Вероятно, так бы и прошла ее жизнь - бесприданной женой среди родственников постылого мужа, не упускающих случая попрекнуть куском хлеба, - если бы не обнаружившийся у нее еще в раннем детстве Дар. А Дар этот случился весьма неприятен: одного взгляда на человека ей хватало для того, чтобы определить - говорит он правду или же лжет. До поры до времени, пока она пасла гусей да бегала с прочими детьми по пыльной улице, проблемой это не являлось. Разве что пацанва в ее присутствии остерегалась рассказывать совсем уж откровенные небылицы, чтобы не нарваться на презрительное фырканье. Но однажды, когда ей исполнилось лет, наверное, тринадцать, она стала свидетелем спора между Келлой и местным толстосумом Качером. Толстосум, жадный как барсук, нещадно моривший своих работников и дрожавший над каждым грошем (а между тем, как всем доподлинно известно, державший в подвале огромные сундуки, набитые золотом), пользовался дружной деревенской нелюбовью. Хитроватый и всегда себе на уме, в этот раз он попытался заплатить Келле за лечение заболевшей маститом коровы вместо пяти оговоренных грошей три, утверждая, что дал ей вперед задаток. Ведьма, целую ночь проведшая рядом с больным животным и качающаяся от недосыпа, пыталась слабо протестовать, но большой и шумный Качер просто не давал сказать ей ни слова, громко и обильно возмущаясь по поводу падения нравов и нечестности людей в целом и ведьмы в частности. На шум собрались соседи. Всем было ясно, что Качер в очередной раз пытается надуть Келлу, но вступаться за нее не спешили: портить отношения с владельцем едва ли не четверти всех пахотных земель в округе не хотелось никому.

Качер уже почти вытолкал за ворота едва не плачущую Келлу, когда Танна, гнавшая стаю гусей на пруд, бросила хворостину и решительно протолкалась через небольшую толпу.

– Ты врешь! - звонким голоском заявила она. Ее губы тряслись от возмущения. - Ты обещал ей пять монет и ничего на давал заранее! Ты врешь еще хуже, чем Ведел вчера на речке! - Ведел был ее другом и еще одним кандидатом в женихи, хотя она об этом и не знала. - Все же видят, что ты врешь!
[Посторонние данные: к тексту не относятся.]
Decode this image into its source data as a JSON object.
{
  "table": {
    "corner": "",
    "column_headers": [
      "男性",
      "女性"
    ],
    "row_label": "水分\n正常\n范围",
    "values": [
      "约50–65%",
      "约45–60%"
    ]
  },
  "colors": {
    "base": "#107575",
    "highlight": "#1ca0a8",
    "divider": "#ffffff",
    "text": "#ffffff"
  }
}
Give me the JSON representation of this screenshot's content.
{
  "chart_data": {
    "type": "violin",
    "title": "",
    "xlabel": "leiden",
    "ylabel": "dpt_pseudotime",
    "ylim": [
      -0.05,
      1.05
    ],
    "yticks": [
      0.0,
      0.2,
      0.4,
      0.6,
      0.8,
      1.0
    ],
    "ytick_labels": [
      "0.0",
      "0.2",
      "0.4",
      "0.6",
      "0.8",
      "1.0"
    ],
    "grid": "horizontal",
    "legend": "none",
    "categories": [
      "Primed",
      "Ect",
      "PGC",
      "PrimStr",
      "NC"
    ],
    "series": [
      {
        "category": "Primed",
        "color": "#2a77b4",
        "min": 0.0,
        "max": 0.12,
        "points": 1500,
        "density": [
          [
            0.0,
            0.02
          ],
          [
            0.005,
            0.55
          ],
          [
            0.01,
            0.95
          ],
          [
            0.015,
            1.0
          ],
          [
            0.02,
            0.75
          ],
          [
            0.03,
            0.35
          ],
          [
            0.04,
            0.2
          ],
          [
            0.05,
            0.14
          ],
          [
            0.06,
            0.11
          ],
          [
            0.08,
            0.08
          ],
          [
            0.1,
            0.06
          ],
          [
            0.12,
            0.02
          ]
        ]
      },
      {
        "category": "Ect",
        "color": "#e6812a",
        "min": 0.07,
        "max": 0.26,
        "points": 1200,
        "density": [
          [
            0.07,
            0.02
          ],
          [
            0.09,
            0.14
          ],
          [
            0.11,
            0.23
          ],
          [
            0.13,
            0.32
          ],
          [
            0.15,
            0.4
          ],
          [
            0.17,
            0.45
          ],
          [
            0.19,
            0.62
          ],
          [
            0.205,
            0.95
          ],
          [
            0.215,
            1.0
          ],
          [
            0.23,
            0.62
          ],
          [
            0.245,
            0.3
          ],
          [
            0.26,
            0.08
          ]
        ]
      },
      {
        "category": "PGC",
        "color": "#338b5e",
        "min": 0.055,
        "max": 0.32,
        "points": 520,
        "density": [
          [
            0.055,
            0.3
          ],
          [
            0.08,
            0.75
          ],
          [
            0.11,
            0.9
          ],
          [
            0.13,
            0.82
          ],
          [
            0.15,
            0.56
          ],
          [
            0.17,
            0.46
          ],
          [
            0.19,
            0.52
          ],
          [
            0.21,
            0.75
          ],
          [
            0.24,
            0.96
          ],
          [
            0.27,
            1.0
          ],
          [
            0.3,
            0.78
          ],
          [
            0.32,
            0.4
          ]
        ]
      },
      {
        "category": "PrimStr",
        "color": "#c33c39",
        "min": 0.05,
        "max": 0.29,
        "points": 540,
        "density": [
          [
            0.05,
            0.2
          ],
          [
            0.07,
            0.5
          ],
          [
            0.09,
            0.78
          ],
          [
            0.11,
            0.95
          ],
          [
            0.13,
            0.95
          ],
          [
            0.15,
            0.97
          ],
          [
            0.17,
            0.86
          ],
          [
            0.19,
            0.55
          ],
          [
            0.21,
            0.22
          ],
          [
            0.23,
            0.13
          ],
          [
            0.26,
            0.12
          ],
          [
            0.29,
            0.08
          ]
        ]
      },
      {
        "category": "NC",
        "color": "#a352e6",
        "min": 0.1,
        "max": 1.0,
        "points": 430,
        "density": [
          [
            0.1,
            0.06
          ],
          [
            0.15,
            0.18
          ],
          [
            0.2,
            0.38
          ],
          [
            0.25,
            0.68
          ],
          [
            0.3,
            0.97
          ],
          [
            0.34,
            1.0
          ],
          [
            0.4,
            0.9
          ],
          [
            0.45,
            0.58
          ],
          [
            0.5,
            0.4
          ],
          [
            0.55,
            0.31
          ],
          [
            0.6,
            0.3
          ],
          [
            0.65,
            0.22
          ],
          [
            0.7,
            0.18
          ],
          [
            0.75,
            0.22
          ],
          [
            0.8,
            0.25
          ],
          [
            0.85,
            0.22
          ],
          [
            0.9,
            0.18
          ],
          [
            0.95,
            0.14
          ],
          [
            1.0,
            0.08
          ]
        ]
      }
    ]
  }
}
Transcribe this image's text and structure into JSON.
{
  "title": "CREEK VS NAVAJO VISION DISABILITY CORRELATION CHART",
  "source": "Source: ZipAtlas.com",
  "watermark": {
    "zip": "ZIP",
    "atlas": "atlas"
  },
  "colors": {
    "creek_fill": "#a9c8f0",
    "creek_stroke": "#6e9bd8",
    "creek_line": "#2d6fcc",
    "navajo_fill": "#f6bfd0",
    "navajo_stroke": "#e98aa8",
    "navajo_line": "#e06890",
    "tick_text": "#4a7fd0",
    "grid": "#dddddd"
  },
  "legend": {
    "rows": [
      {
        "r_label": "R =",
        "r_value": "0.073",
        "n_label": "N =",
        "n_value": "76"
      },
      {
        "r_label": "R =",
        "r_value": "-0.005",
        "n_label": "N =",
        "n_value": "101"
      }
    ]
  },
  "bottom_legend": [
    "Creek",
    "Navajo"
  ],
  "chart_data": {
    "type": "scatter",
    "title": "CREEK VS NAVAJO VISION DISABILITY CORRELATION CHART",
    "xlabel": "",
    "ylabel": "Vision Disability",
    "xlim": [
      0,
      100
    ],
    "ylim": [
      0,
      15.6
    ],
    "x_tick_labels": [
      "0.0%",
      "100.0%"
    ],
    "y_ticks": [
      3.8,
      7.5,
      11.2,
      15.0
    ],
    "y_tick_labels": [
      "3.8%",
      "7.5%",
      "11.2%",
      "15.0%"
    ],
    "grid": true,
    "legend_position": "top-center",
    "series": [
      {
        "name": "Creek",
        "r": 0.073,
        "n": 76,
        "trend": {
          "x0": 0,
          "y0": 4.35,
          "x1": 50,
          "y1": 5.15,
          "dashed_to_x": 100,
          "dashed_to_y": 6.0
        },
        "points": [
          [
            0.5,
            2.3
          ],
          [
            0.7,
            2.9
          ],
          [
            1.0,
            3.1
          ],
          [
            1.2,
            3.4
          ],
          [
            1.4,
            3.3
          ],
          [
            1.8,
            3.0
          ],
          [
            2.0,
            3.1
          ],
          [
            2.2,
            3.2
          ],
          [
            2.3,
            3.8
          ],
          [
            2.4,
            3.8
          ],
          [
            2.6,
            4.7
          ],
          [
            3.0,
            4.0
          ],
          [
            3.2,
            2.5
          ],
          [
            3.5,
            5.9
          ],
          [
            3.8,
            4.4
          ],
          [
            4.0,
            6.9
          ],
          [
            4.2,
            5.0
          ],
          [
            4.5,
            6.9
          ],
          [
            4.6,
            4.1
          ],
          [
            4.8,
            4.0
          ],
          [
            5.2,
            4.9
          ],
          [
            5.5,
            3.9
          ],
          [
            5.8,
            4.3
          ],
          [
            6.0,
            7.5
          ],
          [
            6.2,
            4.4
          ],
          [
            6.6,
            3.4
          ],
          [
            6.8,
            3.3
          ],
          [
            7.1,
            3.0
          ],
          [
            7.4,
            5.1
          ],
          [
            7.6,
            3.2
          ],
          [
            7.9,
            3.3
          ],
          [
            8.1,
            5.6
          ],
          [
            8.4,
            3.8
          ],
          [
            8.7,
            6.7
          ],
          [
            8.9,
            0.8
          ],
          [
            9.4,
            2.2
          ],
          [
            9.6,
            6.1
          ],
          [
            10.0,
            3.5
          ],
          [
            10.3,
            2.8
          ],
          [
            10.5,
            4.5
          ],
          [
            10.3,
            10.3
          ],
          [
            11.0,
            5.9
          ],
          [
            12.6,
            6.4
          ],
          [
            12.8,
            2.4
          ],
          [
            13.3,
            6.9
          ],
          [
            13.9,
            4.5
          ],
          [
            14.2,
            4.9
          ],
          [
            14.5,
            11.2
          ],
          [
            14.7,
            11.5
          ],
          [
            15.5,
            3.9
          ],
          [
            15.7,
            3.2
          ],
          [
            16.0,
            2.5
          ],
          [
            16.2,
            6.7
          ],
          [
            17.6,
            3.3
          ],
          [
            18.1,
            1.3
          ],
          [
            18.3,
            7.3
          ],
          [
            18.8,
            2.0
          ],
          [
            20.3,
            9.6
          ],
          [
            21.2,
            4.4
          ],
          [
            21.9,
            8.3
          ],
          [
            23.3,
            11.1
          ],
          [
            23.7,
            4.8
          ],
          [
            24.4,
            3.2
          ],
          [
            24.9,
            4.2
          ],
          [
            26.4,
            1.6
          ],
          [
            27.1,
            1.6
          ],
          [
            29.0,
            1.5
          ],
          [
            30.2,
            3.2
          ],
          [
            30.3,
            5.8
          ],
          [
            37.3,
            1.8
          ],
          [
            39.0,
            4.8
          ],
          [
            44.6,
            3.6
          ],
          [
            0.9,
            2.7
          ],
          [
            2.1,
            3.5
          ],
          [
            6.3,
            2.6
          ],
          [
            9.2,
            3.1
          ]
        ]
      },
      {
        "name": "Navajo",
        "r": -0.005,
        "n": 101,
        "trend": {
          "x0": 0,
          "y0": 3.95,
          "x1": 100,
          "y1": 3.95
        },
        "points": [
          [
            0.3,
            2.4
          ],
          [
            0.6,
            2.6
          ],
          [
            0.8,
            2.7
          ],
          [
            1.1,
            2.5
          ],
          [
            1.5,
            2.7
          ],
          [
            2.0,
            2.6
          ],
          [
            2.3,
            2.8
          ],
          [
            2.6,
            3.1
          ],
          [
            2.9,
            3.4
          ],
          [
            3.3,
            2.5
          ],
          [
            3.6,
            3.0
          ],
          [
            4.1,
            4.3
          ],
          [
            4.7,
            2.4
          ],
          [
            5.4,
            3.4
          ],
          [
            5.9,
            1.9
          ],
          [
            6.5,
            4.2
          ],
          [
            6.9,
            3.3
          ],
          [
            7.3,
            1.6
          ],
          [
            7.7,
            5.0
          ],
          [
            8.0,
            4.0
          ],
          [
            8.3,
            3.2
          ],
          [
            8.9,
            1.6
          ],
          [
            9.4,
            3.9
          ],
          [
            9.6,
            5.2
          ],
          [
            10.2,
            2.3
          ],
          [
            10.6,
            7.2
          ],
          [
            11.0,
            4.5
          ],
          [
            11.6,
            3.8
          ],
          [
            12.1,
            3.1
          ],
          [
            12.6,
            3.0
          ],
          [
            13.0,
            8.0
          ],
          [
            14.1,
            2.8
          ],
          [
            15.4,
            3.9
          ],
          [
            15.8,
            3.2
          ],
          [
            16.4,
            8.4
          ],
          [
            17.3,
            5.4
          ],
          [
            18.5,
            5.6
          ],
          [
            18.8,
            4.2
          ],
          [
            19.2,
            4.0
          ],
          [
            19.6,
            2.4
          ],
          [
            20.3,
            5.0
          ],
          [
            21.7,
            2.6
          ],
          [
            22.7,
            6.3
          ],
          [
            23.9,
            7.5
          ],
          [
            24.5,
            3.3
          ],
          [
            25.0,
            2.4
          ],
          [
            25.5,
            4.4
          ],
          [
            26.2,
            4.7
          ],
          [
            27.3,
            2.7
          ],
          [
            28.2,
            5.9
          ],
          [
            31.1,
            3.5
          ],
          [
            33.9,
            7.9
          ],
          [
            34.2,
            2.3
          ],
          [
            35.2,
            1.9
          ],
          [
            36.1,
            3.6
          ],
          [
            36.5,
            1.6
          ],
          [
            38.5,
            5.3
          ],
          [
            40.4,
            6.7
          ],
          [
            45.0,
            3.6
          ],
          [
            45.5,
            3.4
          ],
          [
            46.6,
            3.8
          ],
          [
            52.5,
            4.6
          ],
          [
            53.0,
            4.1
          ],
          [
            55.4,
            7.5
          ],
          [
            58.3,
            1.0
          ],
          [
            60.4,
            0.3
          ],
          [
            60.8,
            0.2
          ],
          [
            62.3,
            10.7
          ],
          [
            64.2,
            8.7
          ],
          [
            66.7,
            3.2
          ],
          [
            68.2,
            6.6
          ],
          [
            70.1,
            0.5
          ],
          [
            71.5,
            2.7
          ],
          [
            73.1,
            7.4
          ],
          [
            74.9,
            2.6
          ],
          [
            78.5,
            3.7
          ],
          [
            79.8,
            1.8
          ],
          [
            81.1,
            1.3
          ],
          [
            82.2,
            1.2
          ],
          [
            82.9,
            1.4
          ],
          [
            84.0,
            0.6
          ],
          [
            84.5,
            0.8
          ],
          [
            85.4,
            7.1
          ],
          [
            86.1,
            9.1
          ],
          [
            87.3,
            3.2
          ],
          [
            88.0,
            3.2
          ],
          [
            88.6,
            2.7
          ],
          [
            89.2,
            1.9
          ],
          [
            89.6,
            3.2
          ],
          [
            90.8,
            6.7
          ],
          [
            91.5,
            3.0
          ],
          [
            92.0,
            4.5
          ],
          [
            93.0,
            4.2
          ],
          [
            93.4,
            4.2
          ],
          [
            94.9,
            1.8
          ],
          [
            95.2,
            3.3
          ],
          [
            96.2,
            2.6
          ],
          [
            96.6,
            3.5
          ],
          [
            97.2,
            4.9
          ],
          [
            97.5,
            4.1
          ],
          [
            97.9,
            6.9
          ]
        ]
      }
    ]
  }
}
– Да? - ухмыльнулся неприятно пораженный, но не подавший виду Качер. - Ты-то откуда знаешь? Подслушивала под забором, что ли?

– Нет! - уже тише ответила Танна. Внезапно она осознала, что сказать ей, в сущности, нечего. Желтые прожилки лжи в глазах Качера были очевидна только ей. Она уже не раз с изумлением убеждалась, что другие не видят таких очевидных вещей. Но отступать было некуда. - Я тебя насквозь вижу!